Il en prit son parti. Le gardien le quittait pour un instant et il resta là, stupide sur son banc. L’image de sa mère lui revenait avec celle d’Isabelle et son cœur se serrait. Sa mère était bien la seule femme qui l’eût aimé puisque encore à son souvenir il souffrait cruellement ! Ah ! pourquoi était-elle morte ! Pourtant n’abandonnait-il pas ainsi lui-même Isabelle ? Comme elle avait dû le maudire, elle qui ne lui avait rien fait ! Libre, aisé maintenant, il laissait cette jeune fille dont il avait été adoré, et cela pour aller en toute sécurité vers il ne savait quelle aventure.

Il méditait avec un sourire amer.

Oui, décidément, il avait méconnu l’amour.
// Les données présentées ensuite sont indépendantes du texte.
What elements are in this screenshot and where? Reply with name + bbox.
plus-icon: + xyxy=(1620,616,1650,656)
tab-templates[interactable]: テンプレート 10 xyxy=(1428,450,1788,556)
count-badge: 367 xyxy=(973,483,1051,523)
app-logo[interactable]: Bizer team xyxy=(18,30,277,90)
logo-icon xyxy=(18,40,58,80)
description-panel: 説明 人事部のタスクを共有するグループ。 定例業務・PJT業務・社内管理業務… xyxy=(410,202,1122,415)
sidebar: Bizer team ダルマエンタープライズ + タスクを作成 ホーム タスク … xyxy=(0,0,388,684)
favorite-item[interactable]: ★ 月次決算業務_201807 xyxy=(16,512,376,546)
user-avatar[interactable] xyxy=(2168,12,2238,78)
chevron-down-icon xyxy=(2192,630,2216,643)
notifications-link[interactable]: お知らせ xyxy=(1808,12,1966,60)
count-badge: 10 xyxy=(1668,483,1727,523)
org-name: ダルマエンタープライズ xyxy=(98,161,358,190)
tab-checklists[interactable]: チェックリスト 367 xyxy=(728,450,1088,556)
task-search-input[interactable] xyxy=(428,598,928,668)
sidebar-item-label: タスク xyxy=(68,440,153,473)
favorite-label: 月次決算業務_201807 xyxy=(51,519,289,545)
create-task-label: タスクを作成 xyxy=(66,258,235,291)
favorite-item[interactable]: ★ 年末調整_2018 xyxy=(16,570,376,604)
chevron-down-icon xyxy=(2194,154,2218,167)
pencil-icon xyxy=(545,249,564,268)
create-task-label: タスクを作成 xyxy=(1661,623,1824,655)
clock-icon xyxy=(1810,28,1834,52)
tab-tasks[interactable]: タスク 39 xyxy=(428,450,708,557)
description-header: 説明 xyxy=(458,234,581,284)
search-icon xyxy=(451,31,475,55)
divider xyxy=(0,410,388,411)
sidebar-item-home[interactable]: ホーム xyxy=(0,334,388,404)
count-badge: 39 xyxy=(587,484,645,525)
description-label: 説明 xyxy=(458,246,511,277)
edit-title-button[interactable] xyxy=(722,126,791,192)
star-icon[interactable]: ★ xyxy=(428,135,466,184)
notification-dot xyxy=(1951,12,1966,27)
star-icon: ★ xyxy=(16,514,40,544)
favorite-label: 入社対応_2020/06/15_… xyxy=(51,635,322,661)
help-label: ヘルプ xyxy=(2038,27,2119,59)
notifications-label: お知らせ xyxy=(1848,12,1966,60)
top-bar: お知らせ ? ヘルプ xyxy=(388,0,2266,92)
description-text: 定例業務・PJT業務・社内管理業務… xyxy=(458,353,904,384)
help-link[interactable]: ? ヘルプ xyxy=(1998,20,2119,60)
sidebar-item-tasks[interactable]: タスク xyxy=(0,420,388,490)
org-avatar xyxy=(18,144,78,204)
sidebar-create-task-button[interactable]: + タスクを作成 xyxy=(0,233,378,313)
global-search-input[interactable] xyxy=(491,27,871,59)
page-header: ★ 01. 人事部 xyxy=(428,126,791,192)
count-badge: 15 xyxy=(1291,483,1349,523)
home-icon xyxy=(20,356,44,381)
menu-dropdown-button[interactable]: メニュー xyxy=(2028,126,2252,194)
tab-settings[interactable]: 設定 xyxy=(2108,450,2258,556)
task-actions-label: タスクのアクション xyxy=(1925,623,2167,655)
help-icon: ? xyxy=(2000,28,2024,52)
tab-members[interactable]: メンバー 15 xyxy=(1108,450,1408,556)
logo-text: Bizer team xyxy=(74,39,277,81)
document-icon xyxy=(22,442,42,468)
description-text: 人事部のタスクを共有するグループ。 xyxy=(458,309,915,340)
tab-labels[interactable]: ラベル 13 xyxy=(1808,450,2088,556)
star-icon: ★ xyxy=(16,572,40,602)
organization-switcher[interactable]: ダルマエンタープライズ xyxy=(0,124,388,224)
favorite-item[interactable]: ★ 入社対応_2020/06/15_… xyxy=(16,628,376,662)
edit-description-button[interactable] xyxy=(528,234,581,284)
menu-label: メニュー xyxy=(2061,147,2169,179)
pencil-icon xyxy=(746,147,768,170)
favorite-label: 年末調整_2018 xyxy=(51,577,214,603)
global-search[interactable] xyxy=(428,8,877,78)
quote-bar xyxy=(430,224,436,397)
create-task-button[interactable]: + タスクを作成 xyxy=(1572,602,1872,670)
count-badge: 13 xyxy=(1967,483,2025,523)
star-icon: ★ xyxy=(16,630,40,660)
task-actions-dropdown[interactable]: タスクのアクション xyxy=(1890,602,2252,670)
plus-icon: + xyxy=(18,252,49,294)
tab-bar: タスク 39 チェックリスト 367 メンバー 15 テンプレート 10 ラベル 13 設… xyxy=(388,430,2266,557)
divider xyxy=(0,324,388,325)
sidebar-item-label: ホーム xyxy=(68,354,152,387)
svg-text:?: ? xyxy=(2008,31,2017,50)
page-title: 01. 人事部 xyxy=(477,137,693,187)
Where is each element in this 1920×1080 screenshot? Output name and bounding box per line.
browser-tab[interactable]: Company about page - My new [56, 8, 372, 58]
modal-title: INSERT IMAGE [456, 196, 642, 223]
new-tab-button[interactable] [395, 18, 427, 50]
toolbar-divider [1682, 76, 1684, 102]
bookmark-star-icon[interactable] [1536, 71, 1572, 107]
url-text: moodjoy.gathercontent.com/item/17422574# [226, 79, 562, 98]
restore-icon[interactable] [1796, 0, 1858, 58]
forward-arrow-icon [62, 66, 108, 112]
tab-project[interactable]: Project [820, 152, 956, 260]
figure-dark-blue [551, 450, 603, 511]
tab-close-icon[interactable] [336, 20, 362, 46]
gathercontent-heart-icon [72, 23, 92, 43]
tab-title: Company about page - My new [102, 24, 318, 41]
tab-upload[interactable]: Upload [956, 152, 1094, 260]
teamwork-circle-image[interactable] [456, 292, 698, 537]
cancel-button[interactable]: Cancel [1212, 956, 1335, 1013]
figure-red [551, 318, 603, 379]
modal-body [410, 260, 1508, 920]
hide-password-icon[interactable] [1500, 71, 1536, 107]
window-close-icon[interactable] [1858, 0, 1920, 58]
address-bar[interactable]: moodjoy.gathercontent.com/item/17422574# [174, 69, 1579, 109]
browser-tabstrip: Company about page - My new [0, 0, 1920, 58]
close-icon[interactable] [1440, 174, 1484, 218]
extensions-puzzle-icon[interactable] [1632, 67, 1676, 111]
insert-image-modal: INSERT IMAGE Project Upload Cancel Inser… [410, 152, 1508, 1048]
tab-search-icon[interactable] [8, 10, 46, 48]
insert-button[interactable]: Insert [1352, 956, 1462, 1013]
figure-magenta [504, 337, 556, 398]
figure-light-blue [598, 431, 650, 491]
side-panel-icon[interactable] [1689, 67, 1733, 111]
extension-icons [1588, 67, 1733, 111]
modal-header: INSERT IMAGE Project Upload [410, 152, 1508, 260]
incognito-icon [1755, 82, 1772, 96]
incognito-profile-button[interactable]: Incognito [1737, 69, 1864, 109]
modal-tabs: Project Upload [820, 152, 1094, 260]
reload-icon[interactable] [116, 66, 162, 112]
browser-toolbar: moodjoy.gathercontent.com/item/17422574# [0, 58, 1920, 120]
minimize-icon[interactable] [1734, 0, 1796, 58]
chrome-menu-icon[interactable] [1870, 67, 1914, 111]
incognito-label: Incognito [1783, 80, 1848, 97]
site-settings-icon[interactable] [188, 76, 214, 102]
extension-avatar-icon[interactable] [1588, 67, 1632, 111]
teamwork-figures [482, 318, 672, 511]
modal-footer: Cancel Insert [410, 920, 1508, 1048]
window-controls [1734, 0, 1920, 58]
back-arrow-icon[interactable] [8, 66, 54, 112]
Marc avait raison : un homme ne sait pas aimer à cet âge et maintenant il le comprenait par ses larmes, hélas ! car pouvait-il aimer désormais ?

Un pas traînant lui annonça le père Budel.

— Elle vient de traverser la grande galerie. J’ai fait semblant de ne pas la voir pour venir tout de suite vous prévenir de pas perdre patience. Tenez, la v’la…

Isabelle apparut en effet à l’instant et contre la porte les mains au cœur, la tête un peu penchée, toute pâle, s’arrêta en l’apercevant.